To take effect April 1, 2013, an increase of $131 million for the electric delivery rate is proposed under the plan, along with a $40 million increase for the natural gas rate. Approval of the plan is contingent upon an 11-month vetting process conducted by the PSC, allowing both parties and the public time to review it.

Despite the proposed electric-rate increase, the electric bill for the average household is expected to decrease by about 2.1 percent — roughly $1.74 per month — starting next April.

That decrease will be made possible because customers are paying an additional surcharge on their bills this year, which took effect in January. In addition to its normal base delivery fee, the provider is recouping an extra $190 million this year from its 1.6 million electric customers — revenue that will be added to its coffers for 2013. That money will offset the proposed $131 million increase, resulting in a lower charge for customers.

The $190 million collected from customers this year will reimburse the utility for various expenses in “deferral accounts” that it paid for over the past decade without charging customers, spokesman Stephen F. Brady said. These include major unexpected expenses caused by storms, for example, and other customer, personnel and infrastructure costs that have accumulated over time.

“We’re timing (this proposal) so that we can apply the revenue we collect this year so that there will be no impact on customer bills,” Mr. Brady said of the plan. “The costs of doing business at National Grid are going up, and that’s why we’re asking for this increase.”

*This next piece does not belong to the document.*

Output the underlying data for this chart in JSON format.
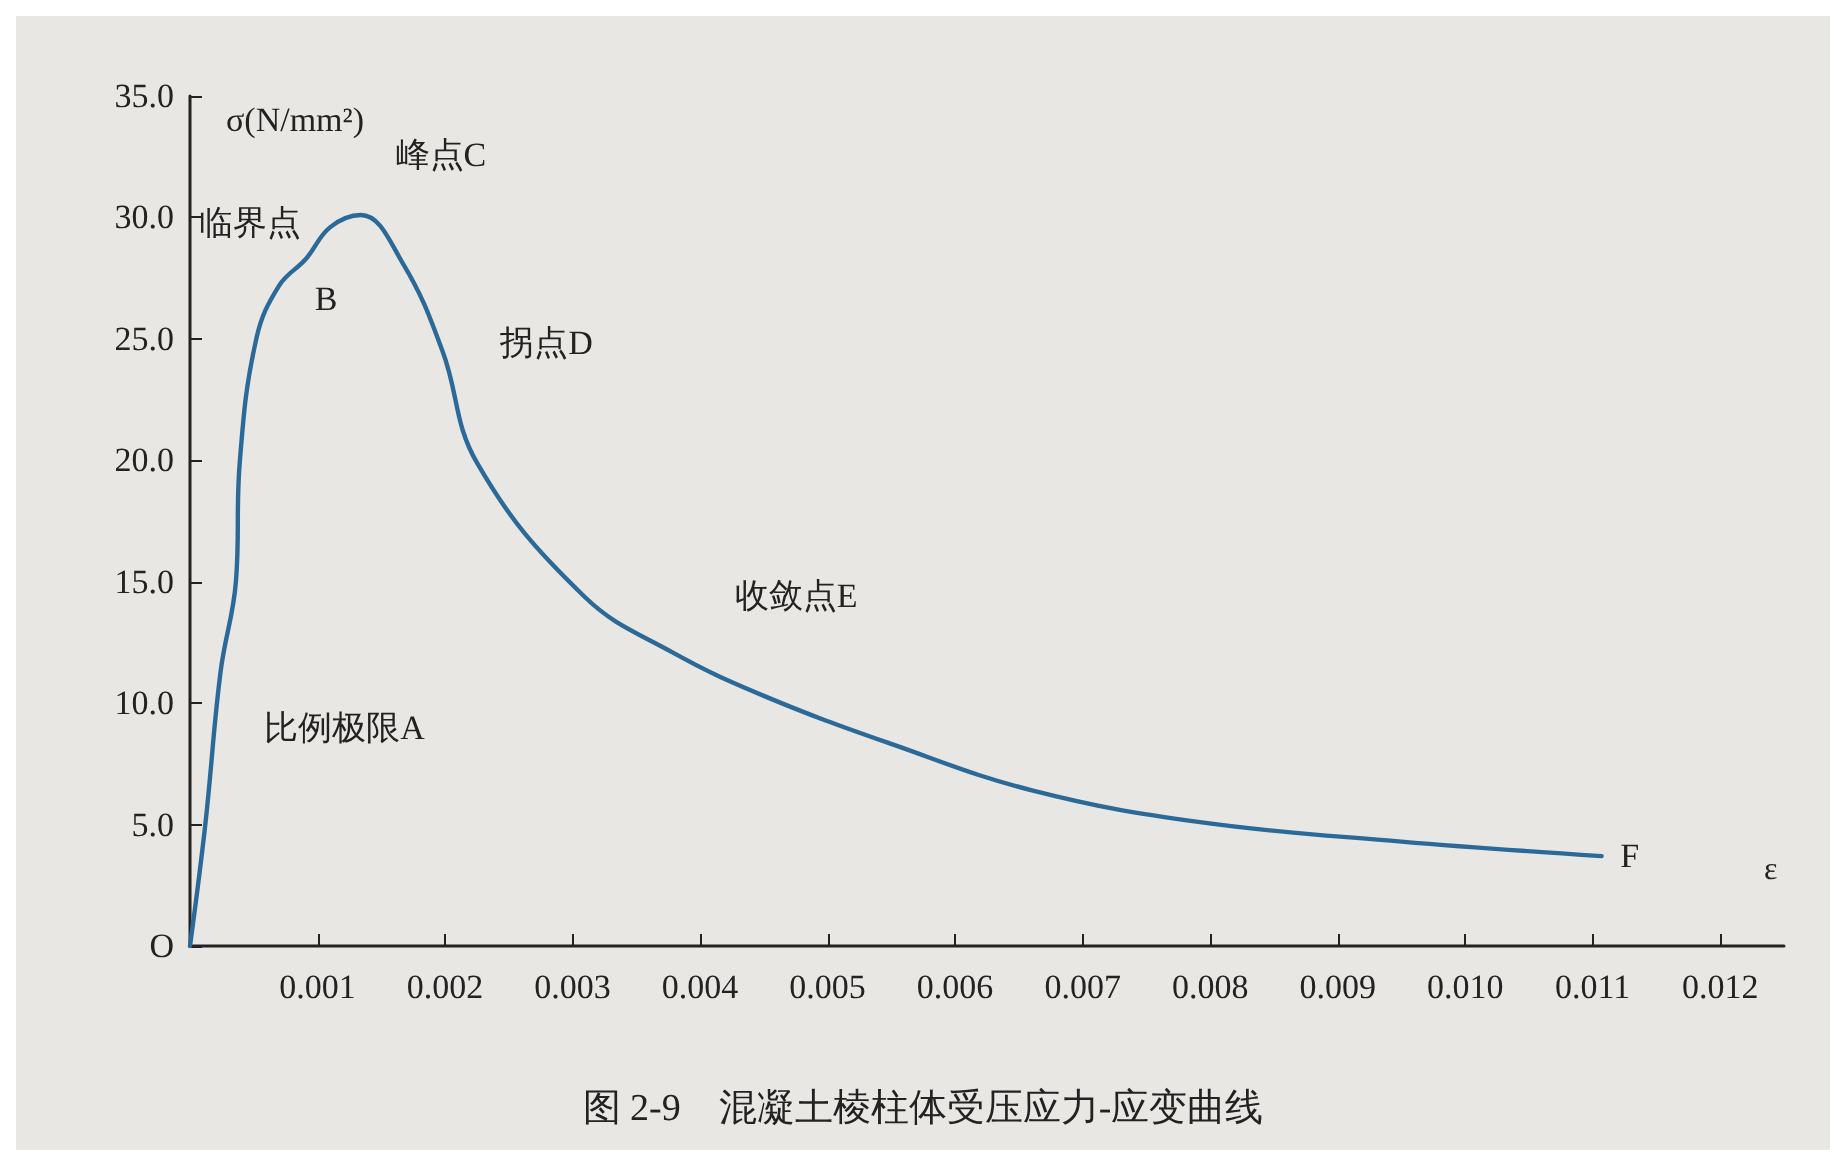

Despite the $190 million increase this year, customers’ bills will fall by about 11 percent on average, saving them roughly $7 a month. That’s because in 2011 the utility stopped recouping special charges from customers dateing back to when it became degregulated in the 1990s, Mr. Brady said. From 2008 to 2011, the utility collected a total of $573 million in outstanding special charges from its customers. Customers made those payments incrementally from 2001 to 2010.

“We transitioned from a utility model where we owned everything to the competitive marketplace, and there were a lot of costs that went into that,” Mr. Brady said.

Customers would see a decrease only in delivery rates under the plan, which account for the electricity and gas delivered by National Grid; the actual cost of the energy delivered will vary based on market prices.

The rate delivery increase for natural gas is roughly $40 million under the plan — to be offset by about $29 million in reimbursements collected by the utility this year — and will result in a slight increase of 2.7 percent on the average customer’s gas bill, about $1.88 per month. National Grid serves 600,000 gas customers in New York state.

Mr. Brady said that revenue will enable National Grid to launch economic development programs that will expand service to areas in upstate New York that don’t have access to natural gas. Programs also will provide assistance to businesses that are considering converting from other heating sources to natural gas.

“We’re going to look at whether it’s economically feasible to extend the existing gas network to locations with no gas,” he said.

The last time the company adjusted the natural gas delivery rate was in 2010, when rates increased by 5 percent.